Monday, April 26, 2010

A good book


Well, I did it: Last week I finished Anna Karenina. This book and I go way back, so my sense of accomplishment is probably a bit out of proportion. This book was assigned reading for a course I took in 1987, 110 years after its completion. Why, I wondered, is any book 800 pages long? And what, I wondered at the same time, could a dead Russian guy from the 1800s possibly have to say about anything that matters?

A lot.

So here, from someone who left college more than two decades ago, are a few not especially original comments about the novel itself. There are many weighty, worldly themes woven in and out and across and above and beneath the actual story. And the weaving is done in a way that I, as a confirmed language slut, find breathtakingly beautiful. But Anna Karenina’s secret sauce, if you will, is this: the fucking is endless. The characters in that storyscape are not at all shy about getting into one another’s pants. The way it’s described takes a little getting used to – Vronsky, for example, is often described in terms of “his urgency,” and “flushed” is not an uncommon description of Kitty. But, just like today, when the sex is forced to fit into the narrative confines of conversations both internal and external, pandemonium is not far behind.

And that, for the most part, is what I like about this book: at more than 130 years old, update the names a bit – almost everyone in the book is named, to one extent or another, Alexander or Ivan in three or four variations each – replace the incessant exchanging of hand-written notes with e-mail, replace the servants, and there are lots of them, with administrative assistants and convenience store clerks and other groups we like to degrade as a matter of course, swap out Countess Lydia Ivanovna and swap in Elizabeth Dole or Kay Bailey Hutchison and the novel could easily serve as a template for the nightly news. That amazes me.

So that’s what I was left with, basically: we have not changed at all.
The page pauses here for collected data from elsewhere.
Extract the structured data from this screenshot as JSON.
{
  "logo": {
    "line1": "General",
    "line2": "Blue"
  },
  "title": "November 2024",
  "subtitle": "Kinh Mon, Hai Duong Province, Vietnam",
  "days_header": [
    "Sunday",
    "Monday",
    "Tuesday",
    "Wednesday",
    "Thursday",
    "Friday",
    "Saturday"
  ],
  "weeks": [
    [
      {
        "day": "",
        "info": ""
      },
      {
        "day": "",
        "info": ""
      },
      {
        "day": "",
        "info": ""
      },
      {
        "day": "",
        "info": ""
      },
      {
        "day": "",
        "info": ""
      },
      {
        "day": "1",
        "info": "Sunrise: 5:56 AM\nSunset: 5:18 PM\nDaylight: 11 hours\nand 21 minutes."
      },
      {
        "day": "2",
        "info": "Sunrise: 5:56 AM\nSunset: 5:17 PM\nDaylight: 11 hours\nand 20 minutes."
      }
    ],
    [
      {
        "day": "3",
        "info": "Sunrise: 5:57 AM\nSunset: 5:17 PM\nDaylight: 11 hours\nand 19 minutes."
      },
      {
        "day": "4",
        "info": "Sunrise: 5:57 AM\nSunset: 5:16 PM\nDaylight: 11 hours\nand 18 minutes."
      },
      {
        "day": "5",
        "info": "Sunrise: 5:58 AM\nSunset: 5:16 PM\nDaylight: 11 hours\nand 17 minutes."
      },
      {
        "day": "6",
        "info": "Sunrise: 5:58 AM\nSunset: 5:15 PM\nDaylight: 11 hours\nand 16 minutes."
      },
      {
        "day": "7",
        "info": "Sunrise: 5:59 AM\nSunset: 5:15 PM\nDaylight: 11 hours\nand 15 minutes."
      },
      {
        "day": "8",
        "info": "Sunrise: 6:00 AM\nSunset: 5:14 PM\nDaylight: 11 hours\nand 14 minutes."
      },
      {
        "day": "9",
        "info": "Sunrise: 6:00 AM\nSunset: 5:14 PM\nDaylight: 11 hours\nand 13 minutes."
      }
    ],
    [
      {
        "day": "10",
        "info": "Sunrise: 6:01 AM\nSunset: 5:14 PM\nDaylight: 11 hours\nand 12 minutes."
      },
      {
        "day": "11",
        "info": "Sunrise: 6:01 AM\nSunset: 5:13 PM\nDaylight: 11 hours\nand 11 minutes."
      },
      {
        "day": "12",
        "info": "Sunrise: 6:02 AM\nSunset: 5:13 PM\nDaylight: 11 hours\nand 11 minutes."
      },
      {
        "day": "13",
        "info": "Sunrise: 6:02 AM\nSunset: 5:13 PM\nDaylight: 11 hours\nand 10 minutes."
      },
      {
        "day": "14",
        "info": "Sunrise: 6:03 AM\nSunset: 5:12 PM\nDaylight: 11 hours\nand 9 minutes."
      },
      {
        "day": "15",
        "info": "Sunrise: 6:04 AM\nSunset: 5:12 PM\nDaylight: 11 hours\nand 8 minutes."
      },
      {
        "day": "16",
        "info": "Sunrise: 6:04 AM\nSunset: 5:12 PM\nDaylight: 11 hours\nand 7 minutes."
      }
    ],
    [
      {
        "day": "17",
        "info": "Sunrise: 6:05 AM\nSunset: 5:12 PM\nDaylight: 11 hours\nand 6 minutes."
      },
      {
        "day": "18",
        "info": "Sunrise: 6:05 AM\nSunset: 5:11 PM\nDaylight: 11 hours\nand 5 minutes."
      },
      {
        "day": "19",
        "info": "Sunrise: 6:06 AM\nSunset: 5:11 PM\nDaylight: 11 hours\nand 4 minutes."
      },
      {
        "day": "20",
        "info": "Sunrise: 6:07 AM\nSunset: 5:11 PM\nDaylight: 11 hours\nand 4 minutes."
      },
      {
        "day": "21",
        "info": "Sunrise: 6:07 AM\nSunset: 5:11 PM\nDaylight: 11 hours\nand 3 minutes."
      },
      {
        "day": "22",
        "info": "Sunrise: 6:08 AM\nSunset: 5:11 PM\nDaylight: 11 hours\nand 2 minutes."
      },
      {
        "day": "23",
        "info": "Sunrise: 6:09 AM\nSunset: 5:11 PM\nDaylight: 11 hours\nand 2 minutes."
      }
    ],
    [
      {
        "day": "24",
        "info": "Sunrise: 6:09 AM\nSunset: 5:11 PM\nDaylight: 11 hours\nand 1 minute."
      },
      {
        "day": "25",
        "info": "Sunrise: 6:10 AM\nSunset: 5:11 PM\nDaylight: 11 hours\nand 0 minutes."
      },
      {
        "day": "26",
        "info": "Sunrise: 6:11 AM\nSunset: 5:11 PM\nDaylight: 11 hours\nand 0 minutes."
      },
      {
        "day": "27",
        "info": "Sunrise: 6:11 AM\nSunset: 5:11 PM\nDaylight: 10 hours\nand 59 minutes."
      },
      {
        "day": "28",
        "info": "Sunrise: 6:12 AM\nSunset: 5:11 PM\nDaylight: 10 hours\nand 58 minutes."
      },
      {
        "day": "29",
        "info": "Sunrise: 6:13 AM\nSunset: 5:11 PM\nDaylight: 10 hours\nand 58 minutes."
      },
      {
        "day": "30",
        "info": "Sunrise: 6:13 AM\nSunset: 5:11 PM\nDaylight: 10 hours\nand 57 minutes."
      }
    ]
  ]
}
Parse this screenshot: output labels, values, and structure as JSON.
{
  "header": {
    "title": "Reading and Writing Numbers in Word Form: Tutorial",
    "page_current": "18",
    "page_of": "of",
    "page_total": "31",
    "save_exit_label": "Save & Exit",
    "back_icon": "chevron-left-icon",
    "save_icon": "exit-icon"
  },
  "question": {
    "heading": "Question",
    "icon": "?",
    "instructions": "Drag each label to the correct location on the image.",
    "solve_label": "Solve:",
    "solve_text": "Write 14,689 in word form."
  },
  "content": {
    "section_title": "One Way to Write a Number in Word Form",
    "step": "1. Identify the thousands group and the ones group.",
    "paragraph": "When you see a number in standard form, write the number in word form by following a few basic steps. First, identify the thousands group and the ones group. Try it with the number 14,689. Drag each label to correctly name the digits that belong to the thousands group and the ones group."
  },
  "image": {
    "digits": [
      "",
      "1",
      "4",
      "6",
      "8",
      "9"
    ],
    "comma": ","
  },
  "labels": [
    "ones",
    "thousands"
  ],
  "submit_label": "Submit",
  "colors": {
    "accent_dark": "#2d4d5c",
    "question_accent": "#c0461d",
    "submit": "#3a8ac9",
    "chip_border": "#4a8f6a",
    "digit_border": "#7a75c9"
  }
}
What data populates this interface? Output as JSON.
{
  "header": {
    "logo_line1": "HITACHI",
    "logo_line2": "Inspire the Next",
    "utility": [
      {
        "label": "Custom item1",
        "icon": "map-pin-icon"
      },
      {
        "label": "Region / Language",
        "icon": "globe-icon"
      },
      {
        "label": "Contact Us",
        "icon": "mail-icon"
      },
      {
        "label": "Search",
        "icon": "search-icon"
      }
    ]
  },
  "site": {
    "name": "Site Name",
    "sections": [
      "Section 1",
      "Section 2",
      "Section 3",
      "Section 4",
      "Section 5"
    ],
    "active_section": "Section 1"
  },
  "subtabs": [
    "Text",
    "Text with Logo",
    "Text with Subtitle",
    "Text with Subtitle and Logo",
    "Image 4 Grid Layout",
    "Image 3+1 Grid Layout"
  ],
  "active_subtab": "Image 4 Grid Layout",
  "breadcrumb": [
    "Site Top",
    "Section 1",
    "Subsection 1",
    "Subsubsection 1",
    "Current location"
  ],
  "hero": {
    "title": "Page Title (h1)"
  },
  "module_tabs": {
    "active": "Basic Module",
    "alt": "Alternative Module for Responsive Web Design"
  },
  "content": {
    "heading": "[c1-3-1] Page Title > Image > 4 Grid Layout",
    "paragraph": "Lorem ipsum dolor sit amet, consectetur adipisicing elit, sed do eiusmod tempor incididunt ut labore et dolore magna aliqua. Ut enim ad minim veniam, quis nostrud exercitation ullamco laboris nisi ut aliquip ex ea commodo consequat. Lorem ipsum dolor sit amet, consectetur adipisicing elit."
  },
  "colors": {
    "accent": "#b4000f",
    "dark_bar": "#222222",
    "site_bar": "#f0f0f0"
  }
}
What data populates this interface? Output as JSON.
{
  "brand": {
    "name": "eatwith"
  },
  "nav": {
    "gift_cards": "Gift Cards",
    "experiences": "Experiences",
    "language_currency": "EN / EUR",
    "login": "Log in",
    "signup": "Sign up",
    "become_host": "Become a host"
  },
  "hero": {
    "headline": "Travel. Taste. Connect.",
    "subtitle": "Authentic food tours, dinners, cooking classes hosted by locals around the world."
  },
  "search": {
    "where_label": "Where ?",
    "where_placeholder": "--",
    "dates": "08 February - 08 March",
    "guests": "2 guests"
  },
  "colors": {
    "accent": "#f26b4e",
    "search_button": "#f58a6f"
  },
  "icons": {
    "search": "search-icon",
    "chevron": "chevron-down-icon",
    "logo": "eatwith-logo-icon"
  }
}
We perhaps haven’t regressed, but if Tolstoy’s text is any barometer, we haven’t moved forward either. When it comes to horsing around, the women in the novel are held to a very different set of standards than the men, which makes me wonder, as I have for years, why everyone doesn’t just get it over with and become gay. In a way that’s eerily familiar, the characters who populate the novel are on the verge of financial ruin – some closer than others – but the party continues, and these people, trust me, are lavish. In fact, it isn’t until page 669 of my copy that anyone even mentions that her cash supply is dwindling. And once it is mentioned, it’s quickly forgotten because there are parties and dinners to plan and host – kind of like our mortgage blindness, I think, our love of SUVs as the world’s oil supply declines, our institutionalized hatred of public transportation, which inspires us to continue building highways in spite of the doom that’s sure to follow. But here’s my favorite, from page 324: “Levin was struck especially by one little detail. The old peasant used the thinning of the rye as fodder for the horses. Many a time when Levin had seen this valuable food wasted he had wanted to have it gathered up, but had found this impossible. On this peasant’s fields this was being done, and he could not find words enough to praise this fodder.” I was shocked to read that, because I’d come to believe that “green” farming practices – or even “green” gardening practices – were invented right here in Portland, Oregon just a few years ago.